Ingredients
- ¼ cup butter
- ¼ cup whole wheat flour
- 1 ⅔ cups water, divided
- 1 ½ teaspoons cornstarch
- 1 pinch salt and ground black pepper to taste
- ½ teaspoon ground thyme
- ½ teaspoon dried rosemary
- ¾ cup shredded Swiss cheese
- ¾ cup shredded Swiss Gruyere cheese
- 3 medium potatoes, peeled and thinly sliced
- 2 scallions, finely chopped
- 1 clove garlic, minced
What Makes This Recipe Unique
Best Cooking Tips
- Let the dish rest for a few minutes before serving to help it set.
- Add fresh herbs like thyme or rosemary for extra aroma and taste.
Step 1
Melt the butter in a saucepan over medium-low heat and let it simmer gently for about a minute.
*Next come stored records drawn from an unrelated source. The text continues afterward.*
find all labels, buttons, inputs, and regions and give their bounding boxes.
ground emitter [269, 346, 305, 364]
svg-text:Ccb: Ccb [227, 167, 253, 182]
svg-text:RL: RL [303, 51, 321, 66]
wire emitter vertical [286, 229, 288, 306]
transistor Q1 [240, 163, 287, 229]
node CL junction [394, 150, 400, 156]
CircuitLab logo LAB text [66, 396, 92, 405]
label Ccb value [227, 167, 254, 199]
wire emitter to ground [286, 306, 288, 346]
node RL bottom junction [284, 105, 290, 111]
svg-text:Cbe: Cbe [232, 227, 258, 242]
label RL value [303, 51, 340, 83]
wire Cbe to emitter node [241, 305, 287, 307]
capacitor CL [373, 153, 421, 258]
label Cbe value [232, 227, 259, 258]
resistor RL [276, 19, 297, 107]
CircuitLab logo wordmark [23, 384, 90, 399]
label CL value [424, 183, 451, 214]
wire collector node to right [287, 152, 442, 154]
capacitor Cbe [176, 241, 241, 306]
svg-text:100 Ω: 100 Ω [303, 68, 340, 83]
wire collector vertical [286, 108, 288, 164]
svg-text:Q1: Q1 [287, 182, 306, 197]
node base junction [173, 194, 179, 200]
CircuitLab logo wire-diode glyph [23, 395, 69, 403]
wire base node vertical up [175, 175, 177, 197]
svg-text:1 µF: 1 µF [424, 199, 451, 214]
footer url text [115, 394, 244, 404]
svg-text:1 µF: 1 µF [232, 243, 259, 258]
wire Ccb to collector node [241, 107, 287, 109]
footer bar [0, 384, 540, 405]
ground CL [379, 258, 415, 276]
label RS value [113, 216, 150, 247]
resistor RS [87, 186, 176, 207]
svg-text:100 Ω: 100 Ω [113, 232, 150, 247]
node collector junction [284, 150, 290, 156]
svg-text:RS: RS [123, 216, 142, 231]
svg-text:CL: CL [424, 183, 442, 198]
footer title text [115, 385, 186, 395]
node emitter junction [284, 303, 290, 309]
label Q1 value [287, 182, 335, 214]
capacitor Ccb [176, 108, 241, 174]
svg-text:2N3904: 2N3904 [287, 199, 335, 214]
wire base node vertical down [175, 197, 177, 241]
Gradually whisk in the flour, adding it a tablespoon at a time, and keep stirring until it’s fully mixed and smooth—this should take around 5 to 8 minutes. Slowly pour in 1 cup of water while whisking constantly to keep things lump-free, then take the pan off the heat.

Step 2
In a small bowl, mix the remaining 2/3 cup of water with the cornstarch until it’s completely combined, then whisk this slurry into the gravy. Give it a quick stir, season with salt and pepper, and add the thyme and rosemary.

Step 3
Stir in the Swiss and Gruyere cheeses until they melt into the sauce. Toss in the sliced potatoes, scallions, and garlic, making sure everything is well coated and the potatoes are separated.

Step 4
Pour the whole mixture into an 8-inch square baking dish and pop it into a 375°F oven. Bake for about 40 to 50 minutes, or until the potatoes are tender and the top is nicely golden.